Metterlo in quei ruoli (o candidarlo) è segno di scarsa lucidità nell’assegnazione delle poltrone ed anche di un certo provincialismo nel valutare lo scenario internazionale. Siccome però le situazioni sono diverse, vale la pena esaminarle una per una, cominciando dal governo italiano. Giorgetti è la persona sbagliata a Palazzo Chigi per il semplice fatto che il ruolo di sottosegretario alla Presidenza funziona se funge da braccio destro (il più possibile lontano dai riflettori) del premier, mentre non funziona se gioca in proprio sulla scena politica.

Andavano benissimo Andreotti con De Gasperi, Amato con Craxi, Letta con Berlusconi, tanto per fare qualche esempio.
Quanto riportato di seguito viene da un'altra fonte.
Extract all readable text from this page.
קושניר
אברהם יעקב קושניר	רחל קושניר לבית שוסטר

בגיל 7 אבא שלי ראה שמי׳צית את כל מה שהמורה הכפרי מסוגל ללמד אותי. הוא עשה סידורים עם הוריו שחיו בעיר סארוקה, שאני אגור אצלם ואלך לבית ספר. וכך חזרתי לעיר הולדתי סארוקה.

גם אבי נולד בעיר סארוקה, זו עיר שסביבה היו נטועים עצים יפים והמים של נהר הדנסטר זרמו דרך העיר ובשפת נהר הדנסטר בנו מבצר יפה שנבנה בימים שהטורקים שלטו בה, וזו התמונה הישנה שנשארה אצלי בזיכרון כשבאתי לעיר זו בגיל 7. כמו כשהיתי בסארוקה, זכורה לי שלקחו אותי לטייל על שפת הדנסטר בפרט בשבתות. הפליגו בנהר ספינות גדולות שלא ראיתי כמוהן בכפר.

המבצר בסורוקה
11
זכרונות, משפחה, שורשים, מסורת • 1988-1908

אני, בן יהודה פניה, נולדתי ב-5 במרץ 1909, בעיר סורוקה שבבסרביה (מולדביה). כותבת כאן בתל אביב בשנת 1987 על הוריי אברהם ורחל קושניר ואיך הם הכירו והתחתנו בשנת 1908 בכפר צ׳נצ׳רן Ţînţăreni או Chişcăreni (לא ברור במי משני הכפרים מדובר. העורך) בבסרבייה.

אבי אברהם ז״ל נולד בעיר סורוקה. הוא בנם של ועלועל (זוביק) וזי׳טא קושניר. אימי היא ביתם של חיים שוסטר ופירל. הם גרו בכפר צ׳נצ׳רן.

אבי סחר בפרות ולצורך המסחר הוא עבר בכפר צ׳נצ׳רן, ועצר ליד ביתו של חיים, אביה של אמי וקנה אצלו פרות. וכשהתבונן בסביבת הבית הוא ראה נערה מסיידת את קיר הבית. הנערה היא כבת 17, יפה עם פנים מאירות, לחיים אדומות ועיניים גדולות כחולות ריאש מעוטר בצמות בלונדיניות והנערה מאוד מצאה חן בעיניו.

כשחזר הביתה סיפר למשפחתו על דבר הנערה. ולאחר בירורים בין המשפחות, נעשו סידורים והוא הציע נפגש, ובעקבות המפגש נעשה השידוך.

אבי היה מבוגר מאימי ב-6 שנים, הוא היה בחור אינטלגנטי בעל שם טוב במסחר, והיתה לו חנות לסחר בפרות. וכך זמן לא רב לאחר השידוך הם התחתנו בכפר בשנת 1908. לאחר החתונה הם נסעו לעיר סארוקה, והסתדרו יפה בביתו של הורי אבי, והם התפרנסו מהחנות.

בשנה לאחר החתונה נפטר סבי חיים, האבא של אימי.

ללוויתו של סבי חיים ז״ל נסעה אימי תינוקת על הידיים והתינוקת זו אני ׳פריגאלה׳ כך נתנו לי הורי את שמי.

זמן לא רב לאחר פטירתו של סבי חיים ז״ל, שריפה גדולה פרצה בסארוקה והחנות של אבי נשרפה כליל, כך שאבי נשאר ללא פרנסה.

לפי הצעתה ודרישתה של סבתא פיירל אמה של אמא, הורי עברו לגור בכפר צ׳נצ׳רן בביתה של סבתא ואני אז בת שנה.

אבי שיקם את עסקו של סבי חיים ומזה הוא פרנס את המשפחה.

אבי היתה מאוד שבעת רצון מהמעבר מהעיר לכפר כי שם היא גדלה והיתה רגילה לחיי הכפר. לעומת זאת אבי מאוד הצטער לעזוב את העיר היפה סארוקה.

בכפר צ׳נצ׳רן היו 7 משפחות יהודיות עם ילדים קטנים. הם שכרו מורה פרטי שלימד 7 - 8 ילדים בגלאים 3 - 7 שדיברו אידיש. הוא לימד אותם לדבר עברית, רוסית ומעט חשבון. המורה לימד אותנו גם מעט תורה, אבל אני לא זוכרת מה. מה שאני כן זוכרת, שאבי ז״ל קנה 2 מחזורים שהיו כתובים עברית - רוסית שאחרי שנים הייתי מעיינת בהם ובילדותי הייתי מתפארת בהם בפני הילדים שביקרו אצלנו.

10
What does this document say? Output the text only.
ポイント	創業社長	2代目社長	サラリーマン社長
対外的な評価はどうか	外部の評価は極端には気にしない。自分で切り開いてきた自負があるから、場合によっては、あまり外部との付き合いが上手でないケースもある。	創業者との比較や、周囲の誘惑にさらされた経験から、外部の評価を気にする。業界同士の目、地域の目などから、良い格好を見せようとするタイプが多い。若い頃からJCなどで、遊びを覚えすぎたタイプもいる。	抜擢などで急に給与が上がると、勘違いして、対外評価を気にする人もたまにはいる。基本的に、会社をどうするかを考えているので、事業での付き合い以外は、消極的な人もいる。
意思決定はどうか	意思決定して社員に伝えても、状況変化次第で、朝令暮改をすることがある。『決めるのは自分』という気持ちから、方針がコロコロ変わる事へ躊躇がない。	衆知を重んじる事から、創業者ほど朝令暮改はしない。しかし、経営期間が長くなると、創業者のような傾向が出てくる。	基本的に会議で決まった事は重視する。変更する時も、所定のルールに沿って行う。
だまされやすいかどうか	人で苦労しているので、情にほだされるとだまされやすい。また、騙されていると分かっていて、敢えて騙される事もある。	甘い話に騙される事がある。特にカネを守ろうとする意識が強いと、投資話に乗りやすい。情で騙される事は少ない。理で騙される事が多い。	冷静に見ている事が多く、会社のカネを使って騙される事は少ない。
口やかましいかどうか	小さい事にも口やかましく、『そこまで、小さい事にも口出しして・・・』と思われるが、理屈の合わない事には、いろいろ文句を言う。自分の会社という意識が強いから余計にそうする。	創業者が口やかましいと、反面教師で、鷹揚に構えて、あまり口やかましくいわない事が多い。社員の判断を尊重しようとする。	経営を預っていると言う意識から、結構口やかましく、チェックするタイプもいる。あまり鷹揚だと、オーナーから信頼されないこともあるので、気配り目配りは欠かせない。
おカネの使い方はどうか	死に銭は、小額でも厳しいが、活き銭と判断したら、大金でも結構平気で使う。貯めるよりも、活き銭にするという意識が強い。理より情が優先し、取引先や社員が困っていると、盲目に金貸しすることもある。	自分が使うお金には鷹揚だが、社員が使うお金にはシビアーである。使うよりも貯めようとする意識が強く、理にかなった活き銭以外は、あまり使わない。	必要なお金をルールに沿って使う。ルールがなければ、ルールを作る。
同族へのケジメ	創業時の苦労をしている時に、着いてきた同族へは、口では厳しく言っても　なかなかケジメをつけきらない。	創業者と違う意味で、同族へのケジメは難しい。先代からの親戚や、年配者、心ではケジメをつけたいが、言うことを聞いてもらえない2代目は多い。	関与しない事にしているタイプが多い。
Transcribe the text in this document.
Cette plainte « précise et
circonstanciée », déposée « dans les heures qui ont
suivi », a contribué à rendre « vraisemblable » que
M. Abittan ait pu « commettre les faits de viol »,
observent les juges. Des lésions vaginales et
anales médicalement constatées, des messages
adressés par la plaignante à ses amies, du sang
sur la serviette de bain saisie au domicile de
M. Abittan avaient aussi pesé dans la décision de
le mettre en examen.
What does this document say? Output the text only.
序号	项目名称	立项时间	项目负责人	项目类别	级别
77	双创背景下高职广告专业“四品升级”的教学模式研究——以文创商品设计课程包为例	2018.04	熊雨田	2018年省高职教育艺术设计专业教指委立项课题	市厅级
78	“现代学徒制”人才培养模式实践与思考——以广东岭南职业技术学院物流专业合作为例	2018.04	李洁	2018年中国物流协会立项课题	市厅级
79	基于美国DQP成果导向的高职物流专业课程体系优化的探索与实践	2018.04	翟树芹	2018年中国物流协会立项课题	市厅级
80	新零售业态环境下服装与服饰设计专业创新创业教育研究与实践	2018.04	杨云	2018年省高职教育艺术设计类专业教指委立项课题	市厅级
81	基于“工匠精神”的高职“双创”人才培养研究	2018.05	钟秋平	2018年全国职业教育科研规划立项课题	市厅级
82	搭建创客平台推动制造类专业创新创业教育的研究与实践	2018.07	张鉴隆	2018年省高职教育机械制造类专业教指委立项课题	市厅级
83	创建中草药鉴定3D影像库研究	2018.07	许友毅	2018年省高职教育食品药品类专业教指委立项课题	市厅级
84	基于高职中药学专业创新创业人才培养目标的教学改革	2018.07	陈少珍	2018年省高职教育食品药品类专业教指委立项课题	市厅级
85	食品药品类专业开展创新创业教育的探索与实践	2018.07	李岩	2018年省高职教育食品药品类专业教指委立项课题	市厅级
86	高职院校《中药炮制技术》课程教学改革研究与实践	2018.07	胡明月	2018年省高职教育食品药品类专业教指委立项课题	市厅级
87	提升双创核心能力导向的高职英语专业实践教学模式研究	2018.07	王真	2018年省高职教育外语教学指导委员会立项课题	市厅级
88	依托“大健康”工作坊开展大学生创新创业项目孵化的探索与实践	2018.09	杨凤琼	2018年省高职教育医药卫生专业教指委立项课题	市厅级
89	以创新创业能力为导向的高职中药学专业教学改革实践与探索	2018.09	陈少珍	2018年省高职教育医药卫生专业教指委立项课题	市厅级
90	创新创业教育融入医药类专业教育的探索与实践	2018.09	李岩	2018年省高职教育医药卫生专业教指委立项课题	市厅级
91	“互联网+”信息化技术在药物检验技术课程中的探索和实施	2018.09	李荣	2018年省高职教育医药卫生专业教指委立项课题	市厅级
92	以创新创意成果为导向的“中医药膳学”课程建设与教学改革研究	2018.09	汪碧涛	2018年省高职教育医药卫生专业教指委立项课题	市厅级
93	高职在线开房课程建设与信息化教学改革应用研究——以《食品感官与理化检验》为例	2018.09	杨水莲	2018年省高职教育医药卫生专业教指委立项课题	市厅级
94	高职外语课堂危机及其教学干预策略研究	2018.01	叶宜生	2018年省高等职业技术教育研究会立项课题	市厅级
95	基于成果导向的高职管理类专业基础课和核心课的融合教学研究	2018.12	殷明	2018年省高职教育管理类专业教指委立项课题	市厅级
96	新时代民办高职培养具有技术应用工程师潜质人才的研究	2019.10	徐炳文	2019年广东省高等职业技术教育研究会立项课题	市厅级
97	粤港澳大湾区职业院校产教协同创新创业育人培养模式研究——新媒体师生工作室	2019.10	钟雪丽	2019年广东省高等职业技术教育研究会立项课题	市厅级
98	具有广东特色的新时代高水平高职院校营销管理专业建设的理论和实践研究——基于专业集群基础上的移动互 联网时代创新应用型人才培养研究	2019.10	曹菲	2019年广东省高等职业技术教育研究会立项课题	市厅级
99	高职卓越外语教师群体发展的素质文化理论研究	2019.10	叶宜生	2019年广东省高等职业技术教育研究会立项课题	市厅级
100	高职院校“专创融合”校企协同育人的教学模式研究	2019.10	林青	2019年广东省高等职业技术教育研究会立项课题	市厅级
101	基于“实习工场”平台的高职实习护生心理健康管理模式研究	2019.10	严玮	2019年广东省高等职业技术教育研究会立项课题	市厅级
Oppure, guardando a sinistra, Minniti con D’Alema e Lotti con Renzi. Insomma in quel ruolo ci vuole una persona di fiducia del Capo del governo, in grado di sistemare cose mentre l’altro è in viaggio o fa una conferenza stampa.

Se invece si interpreta quel ruolo come politicamente attivo (Boschi con Gentiloni, tanto per capirci) le cose non funzionano, per il semplice fatto che il premier vede il suo sottosegretario più come una “talpa” che come un risorsa. Giorgetti però è la persona sbagliata anche per Bruxelles, per il semplice fatto che è un vero leghista, quindi incompatibile con una commissione guidata dalla Ursula von der Leyen, che ha nei sovranisti i suoi acerrimi rivali.

L’Italia (ed è il vero disegno di Conte) potrà portare lì soltanto una persona “compatibile” con il contesto, anche perché la nuova presidente della Commissione non farà sconti, come ha già lasciato intendere (e ancor meno ne farà il Parlamento quando sarà chiamato a pronunciarsi). Dunque Giancarlo Giorgetti da Cazzago Brabbia (Va), bocconiano (non posso che gioirne, essendo la mia università) e uomo di mediazione non andrà a Bruxelles e non vede l’ora di allontanarsi da Palazzo Chigi. Ha perfettamente ragione e, nel secondo caso, avrebbe fatto meglio a prevenire anziché curare.